Little girls with bondage teddies were just the start, though. Maybe – maybe – that could be dismissed as a pratfalled attempt at being ‘edgy’. Although just one out of six not featuring bondage gear seems more than a coincidence.

But hiding a strange library of pro-paedophilia material in its photo spreads is a lot harder to gloss over.

The photographs of the children were sufficiently unsettling to trigger an outpouring of outrage on social media, but then the plot thickened when it was pointed out that in a separate ad, court documents from a Supreme Court case regarding child sexual abuse materials were used as a prop in a photograph advertising one of the brand’s luxury handbags.

Those court documents related to a First Amendment case that determined that computer-generated depictions of children engaged in sex acts were protected free speech, and not child porn.

It quickly got worse. A lot, lot worse. As eagle-eyed sleuths soon spotted, another photo showed a businesswoman in her office – and on the desk was a book by Michael Borreman, whose book Fire From the Sun is full of grotesque and disturbing paintings of naked children. A third photo also featured a framed document with a coded paedophilia reference.

If you’ve ever worked in the ad industry, you know that things don’t get in heavily set-decorated photo shoots by accident.
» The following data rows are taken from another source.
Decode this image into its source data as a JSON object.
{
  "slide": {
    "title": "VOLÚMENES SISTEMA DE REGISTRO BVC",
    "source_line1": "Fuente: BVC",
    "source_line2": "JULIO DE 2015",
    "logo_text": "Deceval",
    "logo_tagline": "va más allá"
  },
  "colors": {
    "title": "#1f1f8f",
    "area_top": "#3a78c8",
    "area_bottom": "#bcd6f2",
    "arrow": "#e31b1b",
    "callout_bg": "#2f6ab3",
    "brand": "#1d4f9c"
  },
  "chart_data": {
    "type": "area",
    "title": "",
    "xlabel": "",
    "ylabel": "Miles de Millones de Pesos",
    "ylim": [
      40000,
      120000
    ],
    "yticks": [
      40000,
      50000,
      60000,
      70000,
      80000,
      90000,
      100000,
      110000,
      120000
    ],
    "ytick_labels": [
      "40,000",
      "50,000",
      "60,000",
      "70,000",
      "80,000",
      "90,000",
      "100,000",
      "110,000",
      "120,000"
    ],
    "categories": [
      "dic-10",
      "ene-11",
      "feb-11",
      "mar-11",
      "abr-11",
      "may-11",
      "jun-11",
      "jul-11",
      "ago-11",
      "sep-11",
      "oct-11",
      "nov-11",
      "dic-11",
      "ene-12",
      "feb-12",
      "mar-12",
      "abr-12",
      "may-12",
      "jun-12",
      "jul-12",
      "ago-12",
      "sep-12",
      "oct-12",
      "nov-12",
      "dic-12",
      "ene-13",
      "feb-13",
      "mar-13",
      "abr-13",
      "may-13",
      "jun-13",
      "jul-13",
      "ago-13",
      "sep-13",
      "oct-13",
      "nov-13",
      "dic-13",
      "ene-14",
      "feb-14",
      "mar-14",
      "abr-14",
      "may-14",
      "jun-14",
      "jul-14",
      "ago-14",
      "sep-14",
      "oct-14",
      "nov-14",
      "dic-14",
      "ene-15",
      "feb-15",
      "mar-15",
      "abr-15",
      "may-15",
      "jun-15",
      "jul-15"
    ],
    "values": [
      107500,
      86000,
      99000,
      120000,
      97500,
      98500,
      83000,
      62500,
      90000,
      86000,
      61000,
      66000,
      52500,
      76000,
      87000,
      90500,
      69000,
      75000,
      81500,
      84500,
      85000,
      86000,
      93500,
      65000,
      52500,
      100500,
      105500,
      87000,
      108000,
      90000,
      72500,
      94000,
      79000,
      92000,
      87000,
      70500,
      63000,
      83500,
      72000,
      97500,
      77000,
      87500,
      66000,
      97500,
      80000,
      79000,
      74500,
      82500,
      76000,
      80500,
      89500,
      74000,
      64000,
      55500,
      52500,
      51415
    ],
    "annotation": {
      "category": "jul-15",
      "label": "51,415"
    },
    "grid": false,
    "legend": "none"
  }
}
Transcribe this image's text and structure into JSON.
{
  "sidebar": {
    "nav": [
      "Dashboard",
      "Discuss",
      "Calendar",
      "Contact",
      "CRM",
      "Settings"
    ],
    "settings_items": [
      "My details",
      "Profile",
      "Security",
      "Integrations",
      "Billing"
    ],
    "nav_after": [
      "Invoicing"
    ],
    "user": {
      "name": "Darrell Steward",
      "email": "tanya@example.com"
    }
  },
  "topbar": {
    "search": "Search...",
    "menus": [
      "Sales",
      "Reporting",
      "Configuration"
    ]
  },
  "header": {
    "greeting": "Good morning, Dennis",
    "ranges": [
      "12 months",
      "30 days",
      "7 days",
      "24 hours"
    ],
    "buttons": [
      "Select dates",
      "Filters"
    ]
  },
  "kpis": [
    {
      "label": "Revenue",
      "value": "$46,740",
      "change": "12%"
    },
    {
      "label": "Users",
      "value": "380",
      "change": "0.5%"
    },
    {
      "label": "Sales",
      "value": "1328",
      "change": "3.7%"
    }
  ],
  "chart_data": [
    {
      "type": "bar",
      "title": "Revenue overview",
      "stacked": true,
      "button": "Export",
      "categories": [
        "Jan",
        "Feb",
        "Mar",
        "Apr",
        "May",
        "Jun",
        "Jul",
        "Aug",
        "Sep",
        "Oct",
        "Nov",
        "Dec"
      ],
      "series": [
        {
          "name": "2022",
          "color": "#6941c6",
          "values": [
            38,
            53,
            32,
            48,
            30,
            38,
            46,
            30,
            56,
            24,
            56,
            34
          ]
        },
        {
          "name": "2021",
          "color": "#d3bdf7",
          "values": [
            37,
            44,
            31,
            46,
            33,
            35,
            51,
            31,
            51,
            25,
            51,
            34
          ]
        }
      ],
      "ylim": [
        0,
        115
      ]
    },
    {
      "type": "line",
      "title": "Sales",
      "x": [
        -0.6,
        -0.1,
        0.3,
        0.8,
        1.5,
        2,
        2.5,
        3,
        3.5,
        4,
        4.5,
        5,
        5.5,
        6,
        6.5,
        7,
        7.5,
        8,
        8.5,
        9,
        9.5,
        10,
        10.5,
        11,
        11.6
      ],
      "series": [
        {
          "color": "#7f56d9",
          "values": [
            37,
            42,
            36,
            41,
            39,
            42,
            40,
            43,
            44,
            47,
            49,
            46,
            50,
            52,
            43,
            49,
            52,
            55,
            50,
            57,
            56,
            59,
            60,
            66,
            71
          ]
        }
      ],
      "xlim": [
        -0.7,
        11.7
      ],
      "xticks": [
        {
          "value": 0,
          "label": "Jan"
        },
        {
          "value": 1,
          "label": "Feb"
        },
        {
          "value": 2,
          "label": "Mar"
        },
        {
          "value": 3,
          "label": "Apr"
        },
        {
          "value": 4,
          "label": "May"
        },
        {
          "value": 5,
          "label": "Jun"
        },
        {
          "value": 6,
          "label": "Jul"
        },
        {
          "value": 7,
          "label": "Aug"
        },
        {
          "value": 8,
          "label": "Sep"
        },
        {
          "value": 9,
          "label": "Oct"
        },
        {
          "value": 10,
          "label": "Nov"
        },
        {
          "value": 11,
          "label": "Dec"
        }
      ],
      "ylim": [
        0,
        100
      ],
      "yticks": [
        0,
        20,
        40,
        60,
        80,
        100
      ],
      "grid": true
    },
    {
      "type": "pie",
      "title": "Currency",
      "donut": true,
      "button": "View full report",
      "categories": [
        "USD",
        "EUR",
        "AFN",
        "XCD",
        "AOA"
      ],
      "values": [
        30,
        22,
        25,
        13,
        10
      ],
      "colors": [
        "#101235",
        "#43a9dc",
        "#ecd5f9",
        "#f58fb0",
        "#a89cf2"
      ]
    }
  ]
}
Especially not material so obscure as the text of a court ruling on child porn.

Tucker Carlson pointed out that whoever staged the photograph with the court documents “made certain to include the portion of that opinion that used the word sex or sexual four times”, which he believes was not an accident.

The Post-Millennial

In a final twist, Balenciaga recently deleted its Twitter account, claiming it as a protest against Elon Musk’s takeover. It’s surely just coincidental that one of the first orders of Musk’s business was to seriously tackle child abuse material being shared on the platform.

But, sure – it’s all just a remarkable chain of coincidences. Nothing to see here.